Köln. Vielleicht wird Ewald Lienen für einen Moment seinen „Traumblick über die Donau“ genießen und kurz in Erinnerungen schwelgen. Dann aber ruft wieder sein Job in der rumänischen Industriestadt Galati. Für seinen 60. Geburtstag hat der einstige Fußball-Revoluzzer einfach keine Zeit.
„Ich weiß gar nicht, an welchem Wochentag der ist“, gestand Lienen im Gespräch. Ein bisschen feiern mit Familie und Freunden wird er erst kurz vor Weihnachten in Deutschland.
Lienen wäre nicht Lienen, wenn die Gegenwart ihm nicht viel wichtiger wäre als die Vergangenheit.

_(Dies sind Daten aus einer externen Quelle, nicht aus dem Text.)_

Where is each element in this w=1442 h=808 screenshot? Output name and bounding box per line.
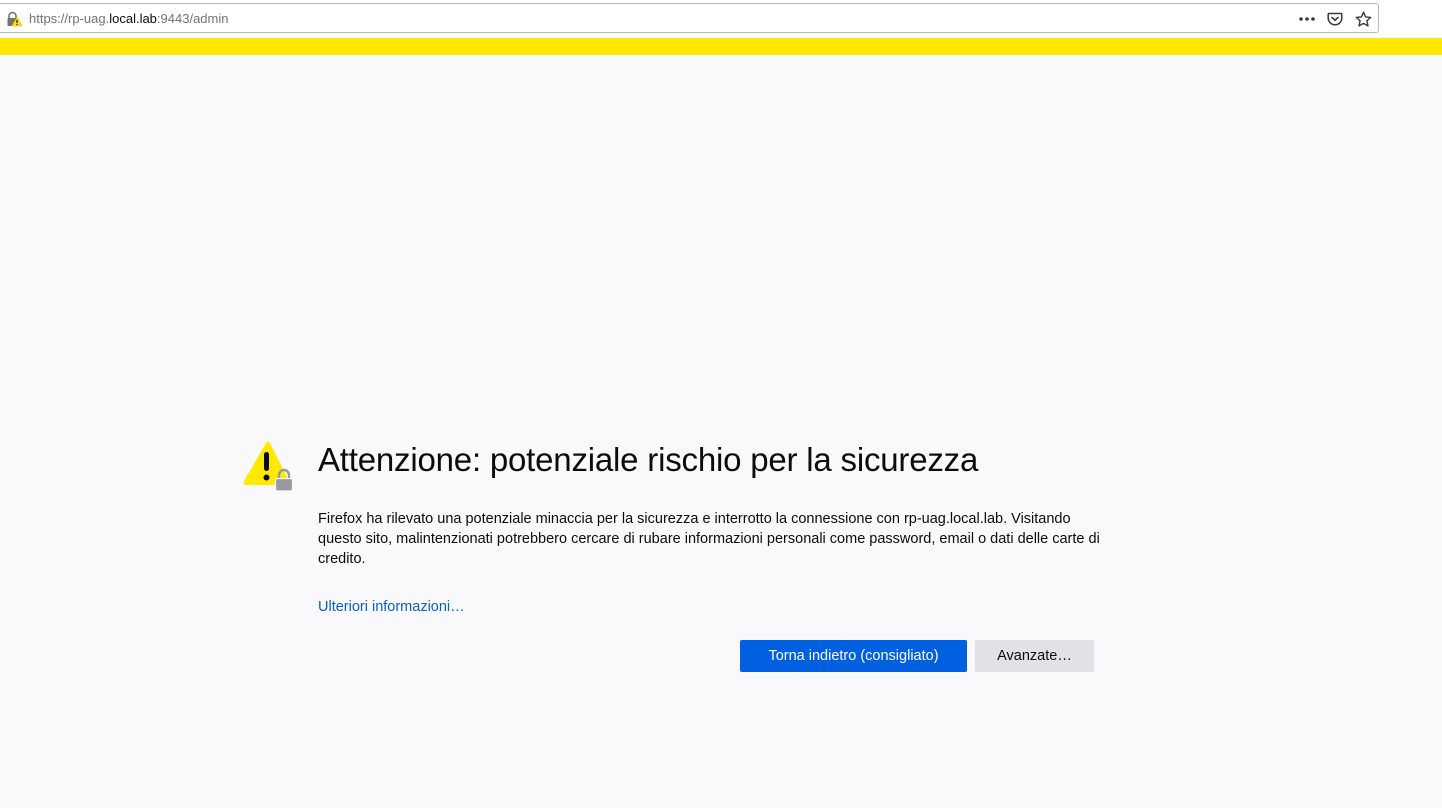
page-content [0, 55, 1442, 808]
warning-triangle-lock-icon [242, 440, 298, 494]
url-suffix: :9443/admin [156, 11, 229, 26]
page-title: Attenzione: potenziale rischio per la si… [318, 441, 979, 478]
url-host: local.lab [109, 11, 157, 26]
page-actions [1298, 9, 1372, 29]
pocket-icon[interactable] [1326, 10, 1344, 28]
more-dots-icon[interactable] [1298, 10, 1316, 28]
advanced-button[interactable]: Avanzate… [975, 640, 1094, 672]
go-back-button[interactable]: Torna indietro (consigliato) [740, 640, 967, 672]
browser-toolbar: https://rp-uag.local.lab:9443/admin [0, 0, 1442, 38]
warning-lock-icon[interactable] [6, 11, 23, 27]
error-description: Firefox ha rilevato una potenziale minac… [318, 511, 1100, 567]
address-bar[interactable]: https://rp-uag.local.lab:9443/admin [0, 3, 1379, 33]
learn-more-link[interactable]: Ulteriori informazioni… [318, 599, 465, 615]
star-icon[interactable] [1354, 10, 1372, 28]
url-prefix: https://rp-uag. [29, 11, 110, 26]
warning-bar [0, 38, 1442, 55]
url-text[interactable]: https://rp-uag.local.lab:9443/admin [29, 11, 228, 26]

Der ehemalige Stürmer von Borussia Mönchengladbach, Arminia Bielefeld und dem MSV Duisburg, der einst mit langen Haaren und linkem Gedankengut ein Paradiesvogel der Bundesliga war, ist mit Leib und Seele Trainer.
Entsprechend engagiert geht er seit Anfang November seinen Job beim abstiegsgefährdeten rumänischen Erstligisten Otelul Galati an. „Es ist nicht so einfach, wenn man eine Mannschaft mitten in der Saison übernimmt. Die Tabellensituation ist etwas delikat, es fehlt am nötigen Selbstvertrauen“, sagte Lienen: Es ist sehr viel Arbeit und erfordert vollen Einsatz.“
Auf keinen Fall aber möchte Lienen sein fünftes Engagement im Ausland als Abenteuer missverstanden sehen, obwohl er der erste deutsche Trainer in Rumänien ist. „Ich habe absolute Top-Leute hier, viele Ex-Profis. Wir haben einen sehr guten Platz, ein gutes Stadion, gute Trainingsbedingungen“, so Lienen, der die technischen Fähigkeiten seiner rumänischen Spieler lobte und jetzt „die Siegermentalität“ finden will.
Auch interessant
Ein Kunststück, das dem 1981 durch ein Foul des Bremers Norbert Siegmann und den anschließenden Bildern der klaffenden Oberschenkelwunde berühmt gewordenen Lienen auf einigen seiner Stationen bereits gelungen ist. Von der Presse gerne mal als „Zettel-Ewald“ betitelt, brachte der akribische Arbeiter den 1. FC Köln zurück in die Bundesliga und Panionios Athen in den UEFA-Cup. In Griechenland wählten sie ihn zum Trainer des Jahres, in der Domstadt widmete die Band Wise Guys dem Erfolgstrainer „Die Heldensage vom heiligen Ewald“.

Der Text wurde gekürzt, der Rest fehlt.